Monday, June 14, 2010

Tea Party in New York

Many think of the Tea Party as a fringe party that is much more active in the backwoods of American life. But as the New York Daily News reports today, one in four New Yorkers and 21% of those in the City claim to the support the party (http://www.nydailynews.com/ny_local/2010/06/14/2010-06-14_you_betcha_theres_a_bunch_of_em_here_news_finds_wide_streak_of_conservatives_in_.html). While these findings in themselves are interesting, I though it might be interesting to deconstruct a paper that could never be confused with the "liberal" media bias we hear so much about from the right:

Let's start with the lede paragraph:

"Much of America sees New York City as the epicenter of bleeding heart liberaldom, a tolerant, immigrant-friendly, tax-and-spend kind of place." Now does most of America think liberalism is dominated by "bleeding hearts" anymore? When did "tolerant" take on a negative connotation? I guess we will never get rid of the "tax and spend" label, even as that is the obvious thing one does with collected taxes, and taxes in the U.S. continue to be among the lowest in the world.

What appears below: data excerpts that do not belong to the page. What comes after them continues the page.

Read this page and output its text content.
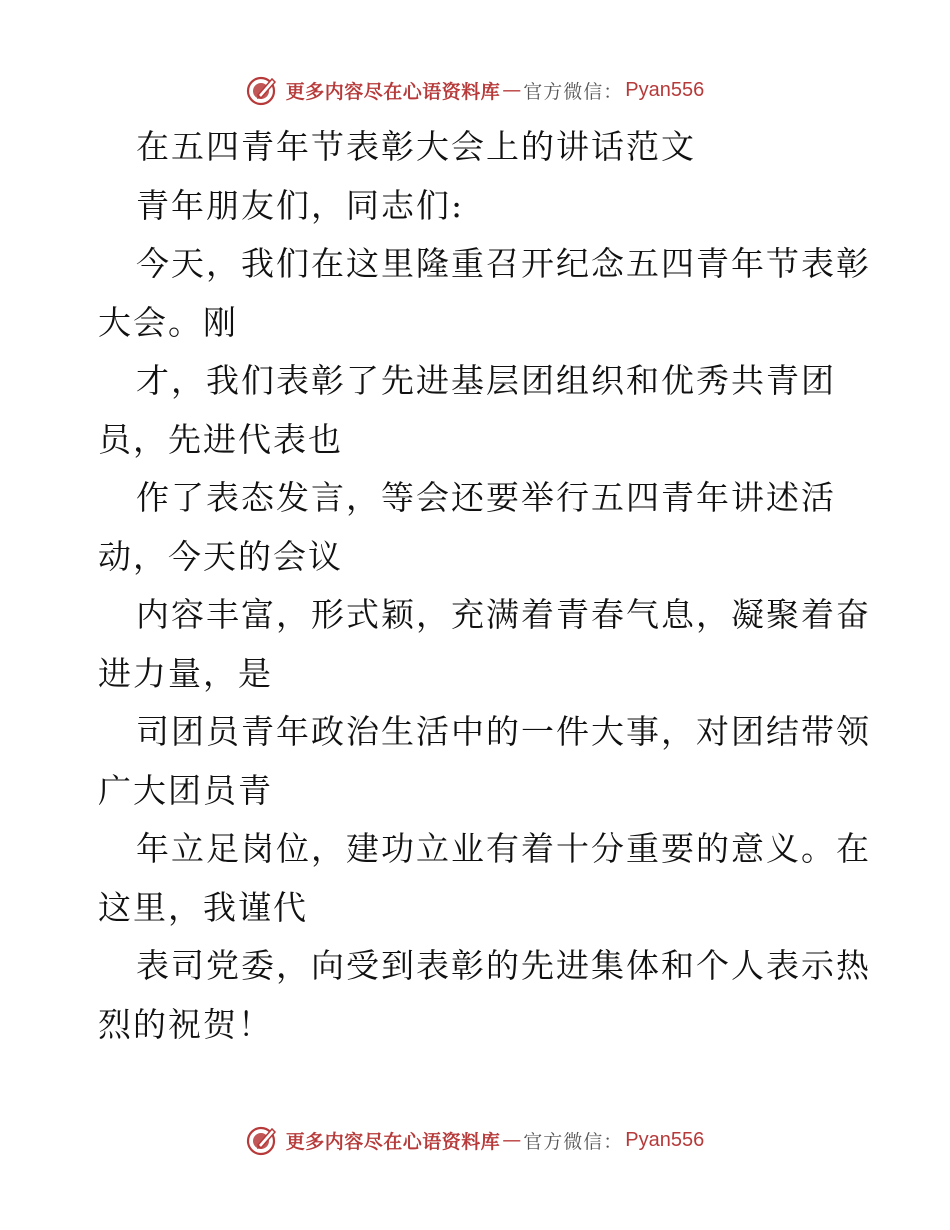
更多内容尽在心语资料库 — 官方微信： Pyan556
在五四青年节表彰大会上的讲话范文
青年朋友们，同志们:
今天，我们在这里隆重召开纪念五四青年节表彰
大会。刚
才，我们表彰了先进基层团组织和优秀共青团
员，先进代表也
作了表态发言，等会还要举行五四青年讲述活
动，今天的会议
内容丰富，形式颖，充满着青春气息，凝聚着奋
进力量，是
司团员青年政治生活中的一件大事，对团结带领
广大团员青
年立足岗位，建功立业有着十分重要的意义。在
这里，我谨代
表司党委，向受到表彰的先进集体和个人表示热
烈的祝贺！
更多内容尽在心语资料库 — 官方微信： Pyan556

In the next paragraph we get a description of the Tea Party, "the right-leaning, close-the-borders, anti-government movement of Sarah Palin and Glenn Beck." While New York City is the epicentre of liberalism in America, even as Giuliani and Bloomberg (two moderate Republicans) have ruled the city for over a decade, apparently the far right Tea Party now merely "leans" right? Give me a break! What is more fascinating is that any party led by characters like Palin and Beck could be taken seriously by anyone but the most fring of groups in the U.S.

The third paragraph continues "Here in this city of labor rights, gay pride and lefty havens, Tea Partyers lead double lives as foot soldiers in a quiet war to reverse the direction of America." One must again question what is so bad about labor rights and gay pride, but obviously to conservatives these two issues alone can send them into spasmodic diatribes on free markets and religion (the media never seems to concern themselves with the fact that the party arguing for liberty and freedom, seems to believe corporations are the only ones that really deserve it (and top teir tax payers) while gays, women or immigrants . . . not so much).

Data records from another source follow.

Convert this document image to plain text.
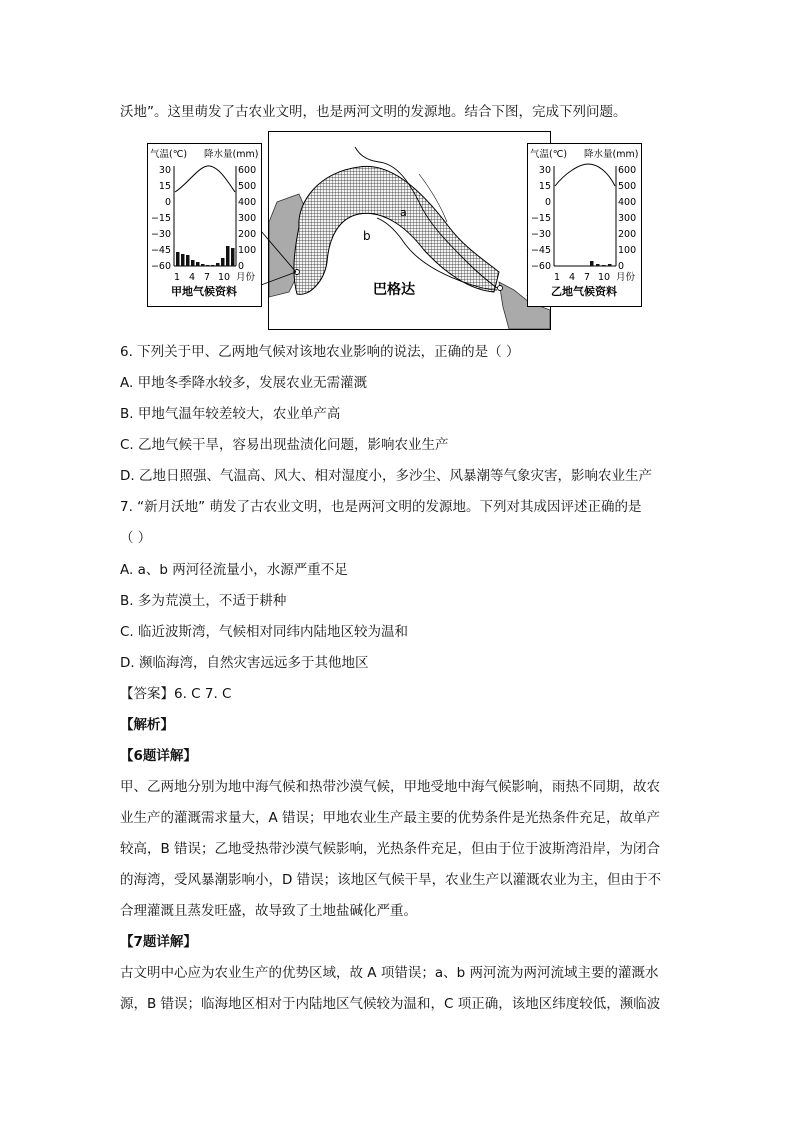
沃地”。这里萌发了古农业文明，也是两河文明的发源地。结合下图，完成下列问题。
气温(℃) 降水量(mm)
30
15
0
−15
−30
−45
−60
600
500
400
300
200
100
0
1 4 7 10 月份
甲地气候资料
a
b
巴格达
气温(℃) 降水量(mm)
30
15
0
−15
−30
−45
−60
600
500
400
300
200
100
0
1 4 7 10 月份
乙地气候资料
6. 下列关于甲、乙两地气候对该地农业影响的说法，正确的是（ ）
A. 甲地冬季降水较多，发展农业无需灌溉
B. 甲地气温年较差较大，农业单产高
C. 乙地气候干旱，容易出现盐渍化问题，影响农业生产
D. 乙地日照强、气温高、风大、相对湿度小，多沙尘、风暴潮等气象灾害，影响农业生产
7. “新月沃地” 萌发了古农业文明，也是两河文明的发源地。下列对其成因评述正确的是
（ ）
A. a、b 两河径流量小，水源严重不足
B. 多为荒漠土，不适于耕种
C. 临近波斯湾，气候相对同纬内陆地区较为温和
D. 濒临海湾，自然灾害远远多于其他地区
【答案】6. C 7. C
【解析】
【6题详解】
甲、乙两地分别为地中海气候和热带沙漠气候，甲地受地中海气候影响，雨热不同期，故农
业生产的灌溉需求量大，A 错误；甲地农业生产最主要的优势条件是光热条件充足，故单产
较高，B 错误；乙地受热带沙漠气候影响，光热条件充足，但由于位于波斯湾沿岸，为闭合
的海湾，受风暴潮影响小，D 错误；该地区气候干旱，农业生产以灌溉农业为主，但由于不
合理灌溉且蒸发旺盛，故导致了土地盐碱化严重。
【7题详解】
古文明中心应为农业生产的优势区域，故 A 项错误；a、b 两河流为两河流域主要的灌溉水
源，B 错误；临海地区相对于内陆地区气候较为温和，C 项正确，该地区纬度较低，濒临波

We then have a quote from perrenial losing candidate Rick Lazio, next slated for a GOP governor run: "Citizens and patriots! We have a government that overtaxes, overspends, overreaches and overregulates - and we want them out of our lives!" It is fascinating to me to hear this when it is undertaxation that helps create the deficits they decry, underreaching that has arguably caused many of the problems in America today and underregution that was clearly at the foundation of the financial crisis. The argument of the right centers on not only historical ignorance, but an inabilty to even look back a few months to the reality of where America stands today. It is a fascinatingly effective strategy that shows how effective empty rhetoric has become today -- though one shouldn't be too surprised given two elections for George W. Bush.

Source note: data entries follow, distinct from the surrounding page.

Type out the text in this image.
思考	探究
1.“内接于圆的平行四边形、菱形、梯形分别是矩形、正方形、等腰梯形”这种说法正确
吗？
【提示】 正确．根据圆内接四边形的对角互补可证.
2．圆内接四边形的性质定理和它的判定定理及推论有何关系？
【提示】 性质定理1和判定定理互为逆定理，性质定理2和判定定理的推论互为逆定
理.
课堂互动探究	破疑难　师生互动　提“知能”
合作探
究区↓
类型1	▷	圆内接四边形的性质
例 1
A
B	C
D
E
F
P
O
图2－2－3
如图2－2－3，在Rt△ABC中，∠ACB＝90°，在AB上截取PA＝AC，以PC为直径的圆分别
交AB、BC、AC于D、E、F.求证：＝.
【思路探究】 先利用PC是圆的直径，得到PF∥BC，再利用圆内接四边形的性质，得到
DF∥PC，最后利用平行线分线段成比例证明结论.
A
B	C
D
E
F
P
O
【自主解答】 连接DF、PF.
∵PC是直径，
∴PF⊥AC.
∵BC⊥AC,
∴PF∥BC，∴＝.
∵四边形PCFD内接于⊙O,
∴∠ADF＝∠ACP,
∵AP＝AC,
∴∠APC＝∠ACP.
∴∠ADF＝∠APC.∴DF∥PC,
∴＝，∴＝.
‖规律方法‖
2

The article then does mention a slight hypocrisy in supporting anti-immigrant reforms in Arizona while hanging out at Mexican restaurant Tio Pepe's. It closes with this brilliant observation from Tea Party member Frank Santarpia, "We are the silent majority." Of course, 21 percent is not a majority and no one is going to confuse the Tea Party with the silent majority Nixon talked about 40 years ago -- those who had grown weary of the Civil Rights Movement, anti-war Protesters, counculturalists, feminists, etc. but were not out in the streets challenging them. Nixon turned out to be right, exemplified by the conservative revolution to come. Will the Tea Party lead us even further to the right, a mere two years after Obama's election? God, I hope not.